Anikin Andrey, Persson Tomas
Division of Cognitive Science, Department of Philosophy, Lund University, Box 192, SE-221 00, Lund, Sweden.
Behav Res Methods. 2017 Apr;49(2):758-771. doi: 10.3758/s13428-016-0736-y.
This study introduces a corpus of 260 naturalistic human nonlinguistic vocalizations representing nine emotions: amusement, anger, disgust, effort, fear, joy, pain, pleasure, and sadness. The recognition accuracy in a rating task varied greatly per emotion, from <40% for joy and pain, to >70% for amusement, pleasure, fear, and sadness. In contrast, the raters' linguistic-cultural group had no effect on recognition accuracy: The predominantly English-language corpus was classified with similar accuracies by participants from Brazil, Russia, Sweden, and the UK/USA. Supervised random forest models classified the sounds as accurately as the human raters. The best acoustic predictors of emotion were pitch, harmonicity, and the spacing and regularity of syllables. This corpus of ecologically valid emotional vocalizations can be filtered to include only sounds with high recognition rates, in order to study reactions to emotional stimuli of known perceptual types (reception side), or can be used in its entirety to study the association between affective states and vocal expressions (production side).

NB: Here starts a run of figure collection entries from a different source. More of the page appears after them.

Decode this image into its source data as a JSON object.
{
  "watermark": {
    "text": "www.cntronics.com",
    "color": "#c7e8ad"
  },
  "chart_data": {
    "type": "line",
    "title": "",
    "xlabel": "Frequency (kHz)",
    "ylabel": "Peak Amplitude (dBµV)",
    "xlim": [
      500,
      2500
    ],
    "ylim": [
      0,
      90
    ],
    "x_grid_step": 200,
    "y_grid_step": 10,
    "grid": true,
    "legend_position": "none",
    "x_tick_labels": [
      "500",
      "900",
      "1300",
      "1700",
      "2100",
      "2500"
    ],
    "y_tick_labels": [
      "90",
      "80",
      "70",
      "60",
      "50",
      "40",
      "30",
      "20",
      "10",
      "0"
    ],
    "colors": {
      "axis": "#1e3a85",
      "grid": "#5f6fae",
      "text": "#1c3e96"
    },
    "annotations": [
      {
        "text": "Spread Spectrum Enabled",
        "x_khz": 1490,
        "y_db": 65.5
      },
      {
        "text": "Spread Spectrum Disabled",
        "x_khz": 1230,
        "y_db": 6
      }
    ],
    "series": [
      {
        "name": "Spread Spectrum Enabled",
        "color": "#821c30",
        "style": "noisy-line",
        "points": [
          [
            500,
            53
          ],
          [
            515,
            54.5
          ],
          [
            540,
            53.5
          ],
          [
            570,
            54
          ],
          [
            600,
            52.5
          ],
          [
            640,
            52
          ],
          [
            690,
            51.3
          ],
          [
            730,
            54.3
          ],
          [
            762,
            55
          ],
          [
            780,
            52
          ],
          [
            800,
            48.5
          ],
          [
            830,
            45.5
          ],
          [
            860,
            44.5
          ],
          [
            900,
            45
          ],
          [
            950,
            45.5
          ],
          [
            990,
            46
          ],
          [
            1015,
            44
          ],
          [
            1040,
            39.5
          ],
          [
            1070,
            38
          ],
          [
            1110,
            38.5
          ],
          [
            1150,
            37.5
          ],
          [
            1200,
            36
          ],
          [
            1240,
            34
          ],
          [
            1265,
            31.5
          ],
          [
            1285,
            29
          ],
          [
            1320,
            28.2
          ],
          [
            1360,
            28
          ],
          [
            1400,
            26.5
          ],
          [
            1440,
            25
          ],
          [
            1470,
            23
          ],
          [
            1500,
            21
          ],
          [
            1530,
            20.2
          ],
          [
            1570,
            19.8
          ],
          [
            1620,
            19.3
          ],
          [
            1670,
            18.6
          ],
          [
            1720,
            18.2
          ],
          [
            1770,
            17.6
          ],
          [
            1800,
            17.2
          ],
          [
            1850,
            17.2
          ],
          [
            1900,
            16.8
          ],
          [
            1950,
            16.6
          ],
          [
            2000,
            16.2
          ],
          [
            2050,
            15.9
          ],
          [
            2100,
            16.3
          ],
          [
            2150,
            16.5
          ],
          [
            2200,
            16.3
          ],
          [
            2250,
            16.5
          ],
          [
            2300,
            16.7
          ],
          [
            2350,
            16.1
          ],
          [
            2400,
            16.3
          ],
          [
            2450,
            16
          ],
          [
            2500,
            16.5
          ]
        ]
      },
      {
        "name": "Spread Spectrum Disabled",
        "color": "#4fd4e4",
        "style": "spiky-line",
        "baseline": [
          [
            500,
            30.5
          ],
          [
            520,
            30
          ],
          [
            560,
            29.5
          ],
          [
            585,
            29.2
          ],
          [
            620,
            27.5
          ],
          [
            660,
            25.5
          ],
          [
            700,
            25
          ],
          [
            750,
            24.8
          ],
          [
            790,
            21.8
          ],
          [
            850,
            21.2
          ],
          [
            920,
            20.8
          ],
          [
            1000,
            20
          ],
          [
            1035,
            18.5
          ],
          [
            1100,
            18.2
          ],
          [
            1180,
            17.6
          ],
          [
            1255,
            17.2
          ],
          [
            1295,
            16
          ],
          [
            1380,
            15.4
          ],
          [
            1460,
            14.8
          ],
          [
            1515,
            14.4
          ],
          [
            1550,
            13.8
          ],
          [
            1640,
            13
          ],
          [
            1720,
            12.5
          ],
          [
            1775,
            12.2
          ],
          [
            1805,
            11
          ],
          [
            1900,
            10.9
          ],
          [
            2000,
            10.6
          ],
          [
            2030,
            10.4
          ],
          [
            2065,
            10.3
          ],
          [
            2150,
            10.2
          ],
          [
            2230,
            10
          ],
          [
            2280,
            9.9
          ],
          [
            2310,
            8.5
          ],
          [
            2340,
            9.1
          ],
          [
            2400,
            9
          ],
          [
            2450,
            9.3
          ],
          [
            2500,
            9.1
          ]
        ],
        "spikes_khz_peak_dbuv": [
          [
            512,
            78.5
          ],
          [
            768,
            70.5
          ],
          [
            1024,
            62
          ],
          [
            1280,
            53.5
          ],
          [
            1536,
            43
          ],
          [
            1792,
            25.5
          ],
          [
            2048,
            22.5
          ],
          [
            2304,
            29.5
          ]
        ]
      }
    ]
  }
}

本研究引入了一个包含260种自然主义的人类非语言发声的语料库,这些发声代表九种情绪:娱乐、愤怒、厌恶、用力、恐惧、喜悦、痛苦、愉悦和悲伤。在评级任务中的识别准确率因情绪而异,差异很大,从喜悦和痛苦的低于40%到娱乐、愉悦、恐惧和悲伤的高于70%。相比之下,评分者的语言文化群体对识别准确率没有影响:以英语为主的语料库被来自巴西、俄罗斯、瑞典以及英国/美国的参与者以相似的准确率进行分类。有监督的随机森林模型对声音的分类与人类评分者一样准确。情绪的最佳声学预测指标是音高、谐波性以及音节的间距和规律性。这个具有生态效度的情绪发声语料库可以进行筛选,只包括识别率高的声音,以便研究对已知感知类型的情绪刺激的反应(接收端),或者可以整体用于研究情感状态与发声表达之间的关联(产生端)。